Published on 12:00 AM, October 29, 2019

Google results to share stage with US antitrust probe

Visitors pass by the logo of Google at the high profile startups and high tech leaders’ gathering, Viva Tech, in Paris. Photo: Reuters/File

Beyond fresh insights into Alphabet Inc’s quarterly earnings on Monday, financial analysts could press executives for details on the US antitrust probe by 48 states.

They should expect a common refrain during the company conference call: it’s deja vu all over again.

Late this summer Texas announced it was leading a group of 48 state attorneys general to probe allegations of anticompetitive practices by Google, largely around its lucrative online advertising business.

Google maintains that the same players were involved in similar investigations, but to no avail. And the Federal Trade Commission settled its own two-year antitrust probe in 2013, concluding it has not manipulated search results to hurt rivals here

“We have answered many questions on these issues over many years, in the United States as well as overseas, across many aspects of our business, so this is not new for us,” Google said in a recent blog post on the topic.

That is not stopping states from taking advantage of new political momentum from both sides of the aisle to go after Silicon Valley’s giants, including Google.

Missouri, for instance, is folding its two-year old investigation into the new Texas-led probe. The hope is that with more AGs, “there’s a lot more firepower,” said Chris Nuelle, a Missouri AG spokesman.

Ryan Bangert, who is leading Texas Attorney General Ken Paxton’s Google probe, is a veteran of the Missouri investigation where he spent nearly two years overseeing it.

Texas is leading the current effort as part of an agreement to put a Democrat in charge of an investigation into Facebook and a Republican at the helm of the Google effort, according to sources familiar with the discussions. New York’s Democratic Attorney General Letitia James is leading the multi-state Facebook probe.

Alphabet is expected to report quarterly revenue at or above its usual 20% mark after the closing bell of trading on Monday, with newer businesses such as YouTube and cloud computing driving growth.

But the company offers limited product-level financial disclosures, which has left investors increasingly perplexed about how various pressures including the regulatory scrutiny, advertiser boycotts and global trade tensions are actually affecting operations.

Some of the previous probes have touched on advertising - the focus of this one - but other issues as well.
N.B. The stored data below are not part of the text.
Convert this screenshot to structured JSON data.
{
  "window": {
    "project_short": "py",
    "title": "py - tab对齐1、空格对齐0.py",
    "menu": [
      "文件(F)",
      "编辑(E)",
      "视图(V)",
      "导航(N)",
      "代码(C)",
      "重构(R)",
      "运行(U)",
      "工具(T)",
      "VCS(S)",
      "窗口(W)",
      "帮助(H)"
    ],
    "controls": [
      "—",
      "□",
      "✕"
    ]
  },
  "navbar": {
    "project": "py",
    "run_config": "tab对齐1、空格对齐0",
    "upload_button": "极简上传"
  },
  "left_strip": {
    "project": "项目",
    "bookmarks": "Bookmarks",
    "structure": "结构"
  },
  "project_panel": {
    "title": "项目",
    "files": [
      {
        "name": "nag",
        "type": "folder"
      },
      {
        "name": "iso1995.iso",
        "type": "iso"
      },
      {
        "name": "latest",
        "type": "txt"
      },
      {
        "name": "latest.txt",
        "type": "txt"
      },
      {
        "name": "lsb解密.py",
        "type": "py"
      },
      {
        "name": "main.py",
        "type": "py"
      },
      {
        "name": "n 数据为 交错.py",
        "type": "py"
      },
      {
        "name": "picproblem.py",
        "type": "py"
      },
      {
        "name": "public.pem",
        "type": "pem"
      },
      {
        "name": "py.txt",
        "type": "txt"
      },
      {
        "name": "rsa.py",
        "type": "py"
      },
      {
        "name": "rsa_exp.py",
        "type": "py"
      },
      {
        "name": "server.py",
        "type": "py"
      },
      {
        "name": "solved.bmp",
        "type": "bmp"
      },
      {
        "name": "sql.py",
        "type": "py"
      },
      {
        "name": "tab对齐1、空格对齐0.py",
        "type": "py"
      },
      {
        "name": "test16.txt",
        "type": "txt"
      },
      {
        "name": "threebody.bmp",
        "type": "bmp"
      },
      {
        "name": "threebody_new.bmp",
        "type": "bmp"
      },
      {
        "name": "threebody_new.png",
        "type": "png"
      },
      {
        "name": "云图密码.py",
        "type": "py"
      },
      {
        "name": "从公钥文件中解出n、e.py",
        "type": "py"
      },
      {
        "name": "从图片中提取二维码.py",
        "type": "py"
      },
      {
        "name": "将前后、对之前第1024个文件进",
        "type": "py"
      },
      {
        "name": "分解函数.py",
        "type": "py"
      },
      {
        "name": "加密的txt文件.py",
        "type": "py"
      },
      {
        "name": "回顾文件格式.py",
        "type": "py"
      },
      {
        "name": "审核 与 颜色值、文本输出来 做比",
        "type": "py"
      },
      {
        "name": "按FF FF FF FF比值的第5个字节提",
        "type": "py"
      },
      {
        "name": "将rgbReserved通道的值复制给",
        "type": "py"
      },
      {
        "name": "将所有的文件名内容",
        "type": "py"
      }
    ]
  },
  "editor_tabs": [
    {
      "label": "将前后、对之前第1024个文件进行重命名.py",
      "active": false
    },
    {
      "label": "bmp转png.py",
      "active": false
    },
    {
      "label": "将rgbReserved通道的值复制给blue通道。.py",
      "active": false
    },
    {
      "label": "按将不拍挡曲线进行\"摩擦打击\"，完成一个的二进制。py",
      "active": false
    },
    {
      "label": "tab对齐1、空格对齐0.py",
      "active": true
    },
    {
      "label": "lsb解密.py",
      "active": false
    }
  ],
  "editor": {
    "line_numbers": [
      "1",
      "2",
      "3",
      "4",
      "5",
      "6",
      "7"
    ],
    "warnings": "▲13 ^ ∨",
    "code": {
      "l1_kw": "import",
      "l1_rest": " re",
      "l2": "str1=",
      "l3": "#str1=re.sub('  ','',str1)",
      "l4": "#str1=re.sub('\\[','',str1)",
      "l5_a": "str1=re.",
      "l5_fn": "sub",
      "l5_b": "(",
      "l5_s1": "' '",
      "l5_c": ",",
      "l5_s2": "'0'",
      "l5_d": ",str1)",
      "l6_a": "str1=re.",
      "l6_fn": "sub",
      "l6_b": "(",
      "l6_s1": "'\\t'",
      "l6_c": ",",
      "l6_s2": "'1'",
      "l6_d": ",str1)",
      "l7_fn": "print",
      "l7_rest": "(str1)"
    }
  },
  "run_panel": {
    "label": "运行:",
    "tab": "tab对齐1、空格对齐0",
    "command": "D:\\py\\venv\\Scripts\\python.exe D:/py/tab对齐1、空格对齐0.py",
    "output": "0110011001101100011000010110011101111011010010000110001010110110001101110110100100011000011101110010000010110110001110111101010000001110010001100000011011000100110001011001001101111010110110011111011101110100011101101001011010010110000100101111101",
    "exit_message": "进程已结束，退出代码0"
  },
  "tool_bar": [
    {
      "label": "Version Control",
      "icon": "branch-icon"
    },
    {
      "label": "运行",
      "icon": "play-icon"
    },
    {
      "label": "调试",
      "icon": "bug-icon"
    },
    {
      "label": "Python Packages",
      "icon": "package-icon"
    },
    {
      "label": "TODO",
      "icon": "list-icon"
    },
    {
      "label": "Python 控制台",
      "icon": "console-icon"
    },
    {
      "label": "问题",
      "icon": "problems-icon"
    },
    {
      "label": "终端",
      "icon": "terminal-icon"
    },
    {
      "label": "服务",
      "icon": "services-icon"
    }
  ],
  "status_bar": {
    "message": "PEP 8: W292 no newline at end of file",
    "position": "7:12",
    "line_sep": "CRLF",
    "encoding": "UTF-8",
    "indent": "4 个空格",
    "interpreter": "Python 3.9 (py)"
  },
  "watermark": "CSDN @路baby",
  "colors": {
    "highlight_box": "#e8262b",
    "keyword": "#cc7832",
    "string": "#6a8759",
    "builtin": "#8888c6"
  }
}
In addition to advertising, the FTC’s probe involved search bias and “scraping” of content. Missouri looked at the scope of Google’s data collection and whether it scraped content from competitors.

Texas’ previous inquiry, which began in 2010, focused on Google’s specialized search tools for shopping, finance data, local businesses, as well as questions about its advertising businesses. New York, California, Ohio and Oklahoma collaborated with Texas.

The states reviewed data from Facebook, eBay, Expedia, IAC, Microsoft, Yelp, Verizon and smaller companies such as shopping search service Nextag and ad rival Technorati, according to documents obtained by Reuters through a public records request.

Several companies continue to hold the same complaints about Google.

Texas closed this probe in mid-2014, giving Google and companies that had complained about it notice by phone without offering any reason, three people familiar with the matter said.